PUBLISHED: 11:40 28 January 2015 | UPDATED: 11:40 28 January 2015

The new Royal London hospital complex in Whitechapel opened in 2013

The new Royal London hospital complex in Whitechapel opened in 2013

Barts NHS Trust

Hospital bosses are expected to pay out £7 billion in construction and service costs in a 40-year debt to redevelop the Royal London that only cost £1bn to complete, it has emerged.

Entrance to the new hospital complex and [inset] Dr Anna Livingsrtone campaigning to keep NHS publicly fundedEntrance to the new hospital complex and [inset] Dr Anna Livingsrtone campaigning to keep NHS publicly funded

The Barts Health NHS Trust which runs the hospital in east London is battling with an expected deficit of £64 million for 2014-15, a public meeting in Whitechapel was told last night.

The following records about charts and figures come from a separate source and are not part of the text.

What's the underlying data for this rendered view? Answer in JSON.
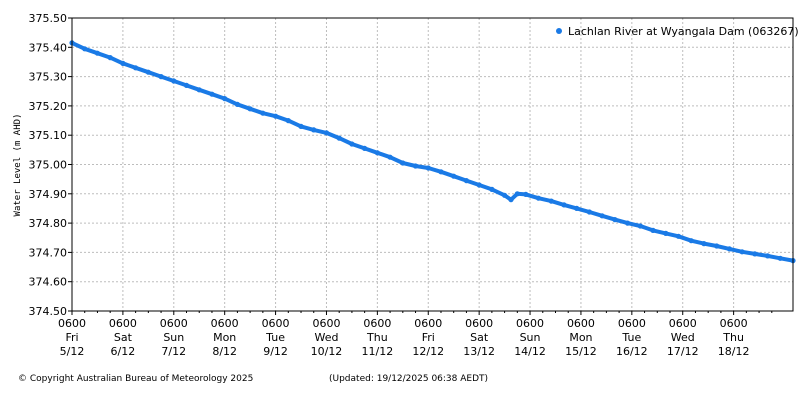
{
  "chart_data": {
    "type": "scatter",
    "ylabel": "Water Level (m AHD)",
    "ylim": [
      374.5,
      375.5
    ],
    "yticks": [
      "374.50",
      "374.60",
      "374.70",
      "374.80",
      "374.90",
      "375.00",
      "375.10",
      "375.20",
      "375.30",
      "375.40",
      "375.50"
    ],
    "xlim_hours": [
      0,
      340
    ],
    "xticks": [
      {
        "time": "0600",
        "day": "Fri",
        "date": "5/12"
      },
      {
        "time": "0600",
        "day": "Sat",
        "date": "6/12"
      },
      {
        "time": "0600",
        "day": "Sun",
        "date": "7/12"
      },
      {
        "time": "0600",
        "day": "Mon",
        "date": "8/12"
      },
      {
        "time": "0600",
        "day": "Tue",
        "date": "9/12"
      },
      {
        "time": "0600",
        "day": "Wed",
        "date": "10/12"
      },
      {
        "time": "0600",
        "day": "Thu",
        "date": "11/12"
      },
      {
        "time": "0600",
        "day": "Fri",
        "date": "12/12"
      },
      {
        "time": "0600",
        "day": "Sat",
        "date": "13/12"
      },
      {
        "time": "0600",
        "day": "Sun",
        "date": "14/12"
      },
      {
        "time": "0600",
        "day": "Mon",
        "date": "15/12"
      },
      {
        "time": "0600",
        "day": "Tue",
        "date": "16/12"
      },
      {
        "time": "0600",
        "day": "Wed",
        "date": "17/12"
      },
      {
        "time": "0600",
        "day": "Thu",
        "date": "18/12"
      }
    ],
    "grid": true,
    "legend_position": "top-right",
    "series": [
      {
        "name": "Lachlan River at Wyangala Dam (063267)",
        "color": "#1a7ae6",
        "points": [
          [
            0,
            375.415
          ],
          [
            6,
            375.395
          ],
          [
            12,
            375.38
          ],
          [
            18,
            375.365
          ],
          [
            24,
            375.345
          ],
          [
            30,
            375.33
          ],
          [
            36,
            375.315
          ],
          [
            42,
            375.3
          ],
          [
            48,
            375.285
          ],
          [
            54,
            375.27
          ],
          [
            60,
            375.255
          ],
          [
            66,
            375.24
          ],
          [
            72,
            375.225
          ],
          [
            78,
            375.205
          ],
          [
            84,
            375.19
          ],
          [
            90,
            375.175
          ],
          [
            96,
            375.165
          ],
          [
            102,
            375.15
          ],
          [
            108,
            375.13
          ],
          [
            114,
            375.118
          ],
          [
            120,
            375.108
          ],
          [
            126,
            375.09
          ],
          [
            132,
            375.07
          ],
          [
            138,
            375.055
          ],
          [
            144,
            375.04
          ],
          [
            150,
            375.025
          ],
          [
            156,
            375.005
          ],
          [
            162,
            374.995
          ],
          [
            168,
            374.988
          ],
          [
            174,
            374.975
          ],
          [
            180,
            374.96
          ],
          [
            186,
            374.945
          ],
          [
            192,
            374.93
          ],
          [
            198,
            374.915
          ],
          [
            204,
            374.895
          ],
          [
            207,
            374.88
          ],
          [
            210,
            374.9
          ],
          [
            214,
            374.898
          ],
          [
            220,
            374.885
          ],
          [
            226,
            374.875
          ],
          [
            232,
            374.862
          ],
          [
            238,
            374.85
          ],
          [
            244,
            374.838
          ],
          [
            250,
            374.825
          ],
          [
            256,
            374.812
          ],
          [
            262,
            374.8
          ],
          [
            268,
            374.79
          ],
          [
            274,
            374.775
          ],
          [
            280,
            374.765
          ],
          [
            286,
            374.755
          ],
          [
            292,
            374.74
          ],
          [
            298,
            374.73
          ],
          [
            304,
            374.722
          ],
          [
            310,
            374.712
          ],
          [
            316,
            374.702
          ],
          [
            322,
            374.695
          ],
          [
            328,
            374.688
          ],
          [
            334,
            374.68
          ],
          [
            340,
            374.672
          ]
        ]
      }
    ]
  },
  "footer": {
    "copyright": "© Copyright Australian Bureau of Meteorology 2025",
    "updated": "(Updated: 19/12/2025 06:38 AEDT)"
  }
}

NHS campaigners want to end the controversial Private Finance Initiative contract used for redeveloping the Royal London which was completed two years ago.

“Our research of company accounts suggests that Innisfree and Skanska have already made £150m profit on the Barts deal over eight-years,” Helen Mercer from Drop the NHS Debt campaign said.

“But it still has 30 years to run, with interest rates rising every year.

“If it defaults on the debt, Innisfree and Skanska get to own the hospital and it would almost certainly be privatised.”

The meeting held at Whitechapel’s Jagonari Centre heard how the deal was draining funds away from frontline NHS services into “the coffers of multinational companies”.

This has left Barts Health trust stuck in a 40-year contract which “pays inflated interest on the loan and charges over the odds for services”, the meeting heard.

GP Anna Livingstone, from Tower Hamlets Keep Our NHS Public, said: “Our public NHS hospitals should be built with public money.

“Barts Health trust has already closed hospital beds, downgraded staff and wards to save money—and has been failing to meet A&E targets.

“We can’t let this carry on. It’s time the government stepped in and sorted out these scandalous contracts once and for all.”

Private funding schemes for the past 14 years have allowed governments to keep public projects off their books, say campaigners, by using private loans instead of cheaper government borrowing.